曰佐彦の思考もお構いなしに、敏と『いずみん』はニコニコのほほんと会話を交わす。
敏がニックネームで彼女を呼んでいるということは、普段から割と話す間柄ということだろうか。

「初めまして、スキです」
「初めまして、安土です……ってえぇっ!?」

ごくごく普通に自己紹介したつもりが、曰佐彦はなんだかとんでもない台詞を聞いた気がした。
彼の耳が確かなら、今曰佐彦は『いずみん』から初対面で告白をされた。
思わず固まってどぎまぎする曰佐彦と、ニコニコ笑顔を崩さないいずみん。
 
「いずみんいずみん言われてるけど、下の名前は出澄(いずみ)。

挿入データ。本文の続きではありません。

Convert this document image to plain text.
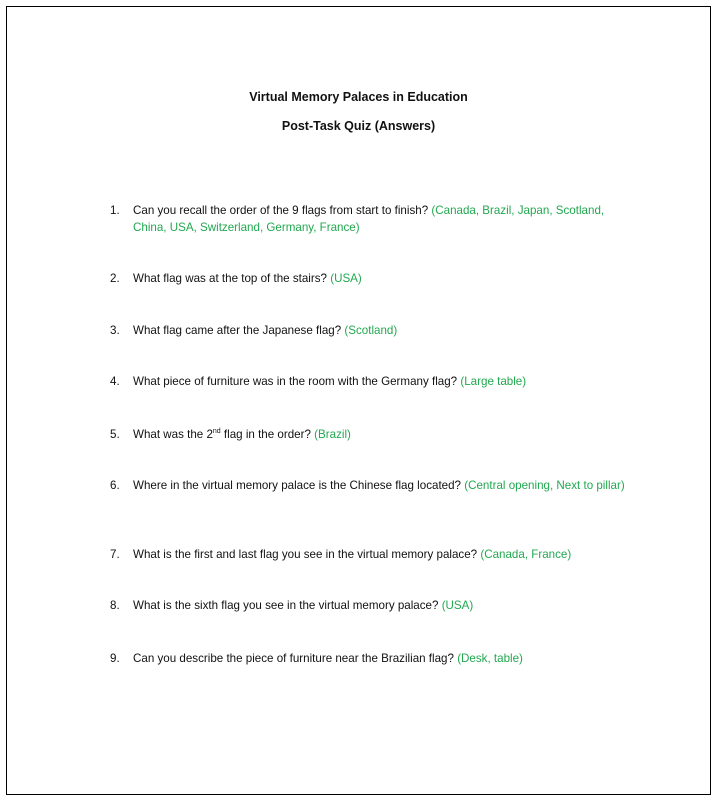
Virtual Memory Palaces in Education

Post-Task Quiz (Answers)

1.	Can you recall the order of the 9 flags from start to finish? (Canada, Brazil, Japan, Scotland, China, USA, Switzerland, Germany, France)
2.	What flag was at the top of the stairs? (USA)
3.	What flag came after the Japanese flag? (Scotland)
4.	What piece of furniture was in the room with the Germany flag? (Large table)
5.	What was the 2nd flag in the order? (Brazil)
6.	Where in the virtual memory palace is the Chinese flag located? (Central opening, Next to pillar)
7.	What is the first and last flag you see in the virtual memory palace? (Canada, France)
8.	What is the sixth flag you see in the virtual memory palace? (USA)
9.	Can you describe the piece of furniture near the Brazilian flag? (Desk, table)
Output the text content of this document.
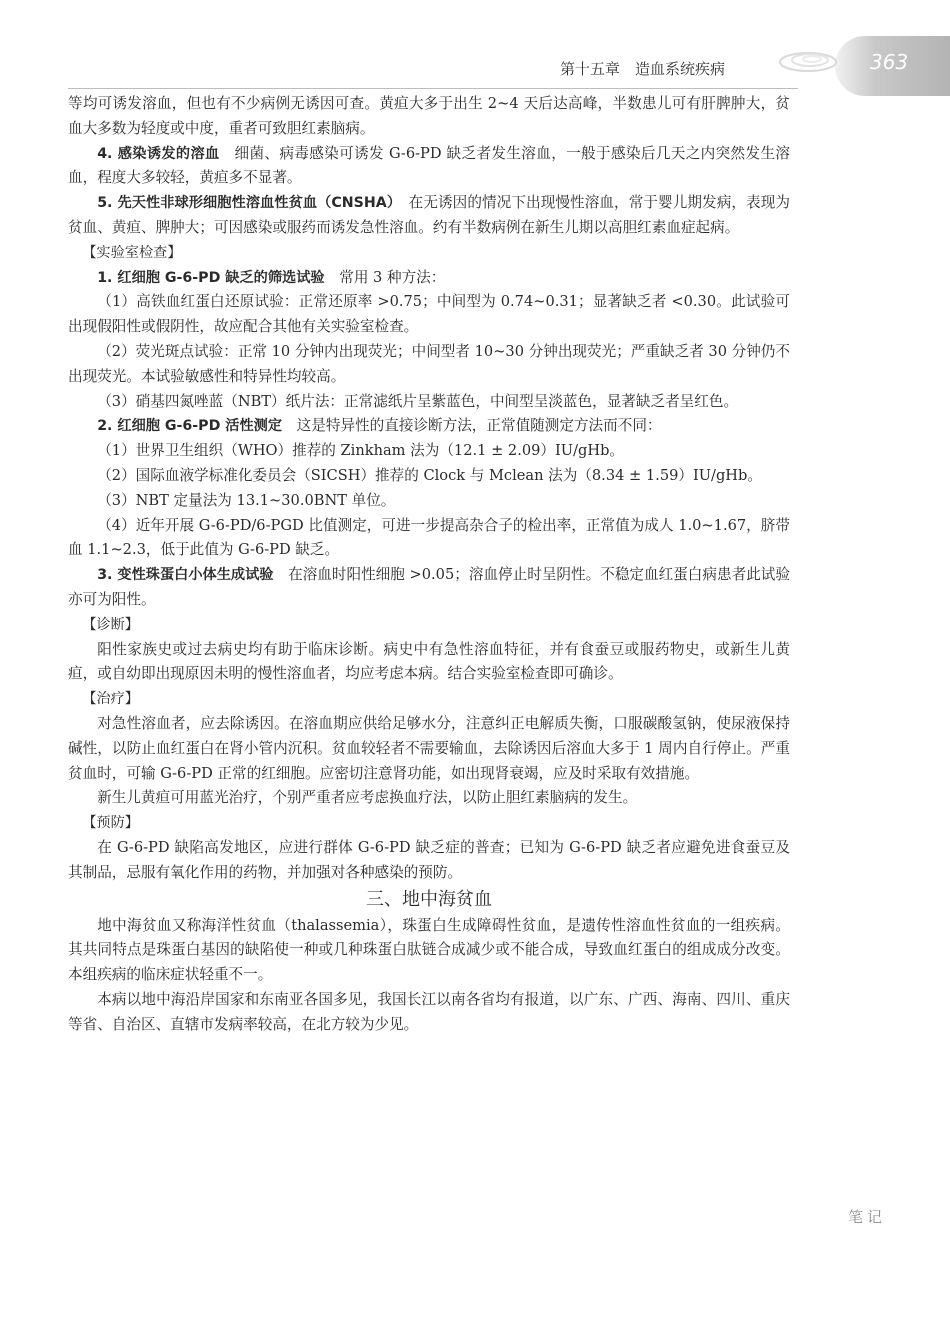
第十五章　造血系统疾病	363

等均可诱发溶血，但也有不少病例无诱因可查。黄疸大多于出生 2~4 天后达高峰，半数患儿可有肝脾肿大，贫血大多数为轻度或中度，重者可致胆红素脑病。

4. 感染诱发的溶血　细菌、病毒感染可诱发 G-6-PD 缺乏者发生溶血，一般于感染后几天之内突然发生溶血，程度大多较轻，黄疸多不显著。

5. 先天性非球形细胞性溶血性贫血（CNSHA）　在无诱因的情况下出现慢性溶血，常于婴儿期发病，表现为贫血、黄疸、脾肿大；可因感染或服药而诱发急性溶血。约有半数病例在新生儿期以高胆红素血症起病。

【实验室检查】

1. 红细胞 G-6-PD 缺乏的筛选试验　常用 3 种方法：

（1）高铁血红蛋白还原试验：正常还原率 >0.75；中间型为 0.74~0.31；显著缺乏者 <0.30。此试验可出现假阳性或假阴性，故应配合其他有关实验室检查。

（2）荧光斑点试验：正常 10 分钟内出现荧光；中间型者 10~30 分钟出现荧光；严重缺乏者 30 分钟仍不出现荧光。本试验敏感性和特异性均较高。

（3）硝基四氮唑蓝（NBT）纸片法：正常滤纸片呈紫蓝色，中间型呈淡蓝色，显著缺乏者呈红色。

2. 红细胞 G-6-PD 活性测定　这是特异性的直接诊断方法，正常值随测定方法而不同：

（1）世界卫生组织（WHO）推荐的 Zinkham 法为（12.1 ± 2.09）IU/gHb。

（2）国际血液学标准化委员会（SICSH）推荐的 Clock 与 Mclean 法为（8.34 ± 1.59）IU/gHb。

（3）NBT 定量法为 13.1~30.0BNT 单位。

（4）近年开展 G-6-PD/6-PGD 比值测定，可进一步提高杂合子的检出率，正常值为成人 1.0~1.67，脐带血 1.1~2.3，低于此值为 G-6-PD 缺乏。

3. 变性珠蛋白小体生成试验　在溶血时阳性细胞 >0.05；溶血停止时呈阴性。不稳定血红蛋白病患者此试验亦可为阳性。

【诊断】

阳性家族史或过去病史均有助于临床诊断。病史中有急性溶血特征，并有食蚕豆或服药物史，或新生儿黄疸，或自幼即出现原因未明的慢性溶血者，均应考虑本病。结合实验室检查即可确诊。

【治疗】

对急性溶血者，应去除诱因。在溶血期应供给足够水分，注意纠正电解质失衡，口服碳酸氢钠，使尿液保持碱性，以防止血红蛋白在肾小管内沉积。贫血较轻者不需要输血，去除诱因后溶血大多于 1 周内自行停止。严重贫血时，可输 G-6-PD 正常的红细胞。应密切注意肾功能，如出现肾衰竭，应及时采取有效措施。

新生儿黄疸可用蓝光治疗，个别严重者应考虑换血疗法，以防止胆红素脑病的发生。

【预防】

在 G-6-PD 缺陷高发地区，应进行群体 G-6-PD 缺乏症的普查；已知为 G-6-PD 缺乏者应避免进食蚕豆及其制品，忌服有氧化作用的药物，并加强对各种感染的预防。

三、地中海贫血

地中海贫血又称海洋性贫血（thalassemia），珠蛋白生成障碍性贫血，是遗传性溶血性贫血的一组疾病。其共同特点是珠蛋白基因的缺陷使一种或几种珠蛋白肽链合成减少或不能合成，导致血红蛋白的组成成分改变。本组疾病的临床症状轻重不一。

本病以地中海沿岸国家和东南亚各国多见，我国长江以南各省均有报道，以广东、广西、海南、四川、重庆等省、自治区、直辖市发病率较高，在北方较为少见。

笔记
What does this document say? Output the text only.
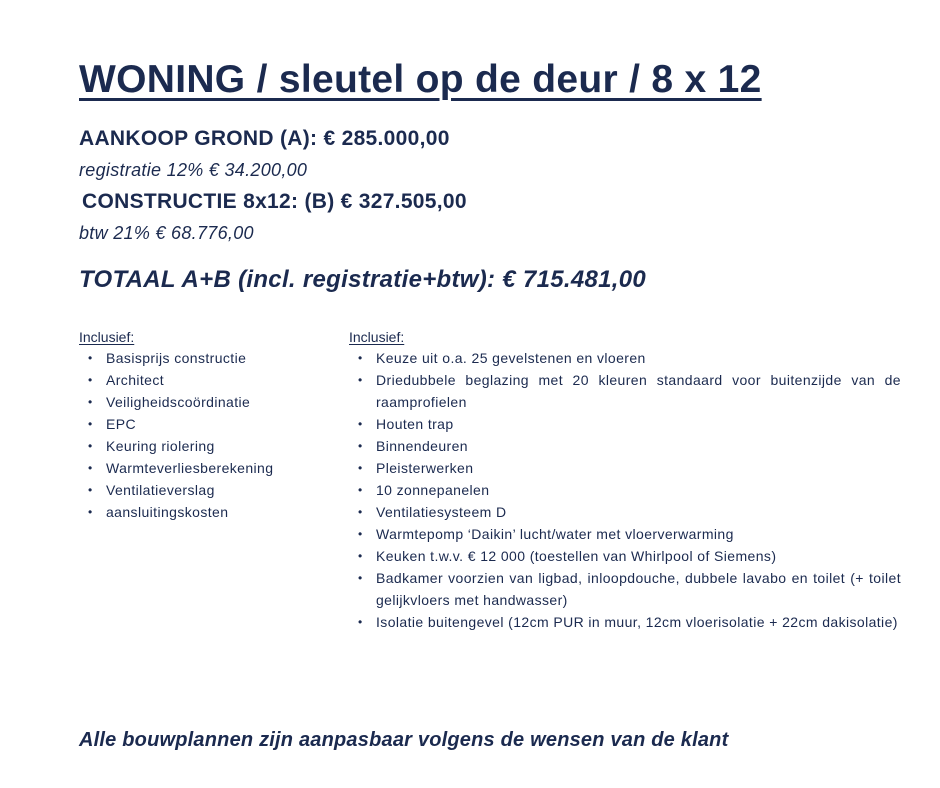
WONING / sleutel op de deur / 8 x 12

AANKOOP GROND (A): € 285.000,00

registratie 12% € 34.200,00

CONSTRUCTIE 8x12: (B) € 327.505,00

btw 21% € 68.776,00

TOTAAL A+B (incl. registratie+btw): € 715.481,00

Inclusief:

• Basisprijs constructie
• Architect
• Veiligheidscoördinatie
• EPC
• Keuring riolering
• Warmteverliesberekening
• Ventilatieverslag
• aansluitingskosten

Inclusief:

• Keuze uit o.a. 25 gevelstenen en vloeren
• Driedubbele beglazing met 20 kleuren standaard voor buitenzijde van de raamprofielen
• Houten trap
• Binnendeuren
• Pleisterwerken
• 10 zonnepanelen
• Ventilatiesysteem D
• Warmtepomp ‘Daikin’ lucht/water met vloerverwarming
• Keuken t.w.v. € 12 000 (toestellen van Whirlpool of Siemens)
• Badkamer voorzien van ligbad, inloopdouche, dubbele lavabo en toilet (+ toilet gelijkvloers met handwasser)
• Isolatie buitengevel (12cm PUR in muur, 12cm vloerisolatie + 22cm dakisolatie)

Alle bouwplannen zijn aanpasbaar volgens de wensen van de klant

苗字のほうは寿の木で寿木(すき)なの」
「……あー、苗字がスキね、寿木。あははなるほど納得!」

いずみん ── 出澄の補足に、やっと硬直が解ける曰佐彦。
"そうか、寿木っていう苗字だったのか"と不審者顔負けの不審さでぶつぶつと繰り返す。
そんな彼の様子を観察して、敏がニヤニヤと笑い出す。

「なんだぁ、告白されたとでも思ったんだ?」
「うーん、確かに紛らわしい苗字だもんね……」
「あはははは……」

もはや笑ってごまかすしかできない曰佐彦。
出澄の台詞を聞く限り、どうやら自己紹介で勘違いされるのはよくある話、らしい。それが唯一の救いだろうか。

「あっはは、ありえねぇ! ありえないぜ曰佐彦!」
「爆笑するなよ敏!」

当然のごとく、曰佐彦の勘違いは敏に爆笑されてしまった。

―― 仕方ないだろ、可愛い女の子に開口一番にスキって言われりゃ勘違いもするわ!!

内心での叫びは、しかして言葉にすることもできなかった。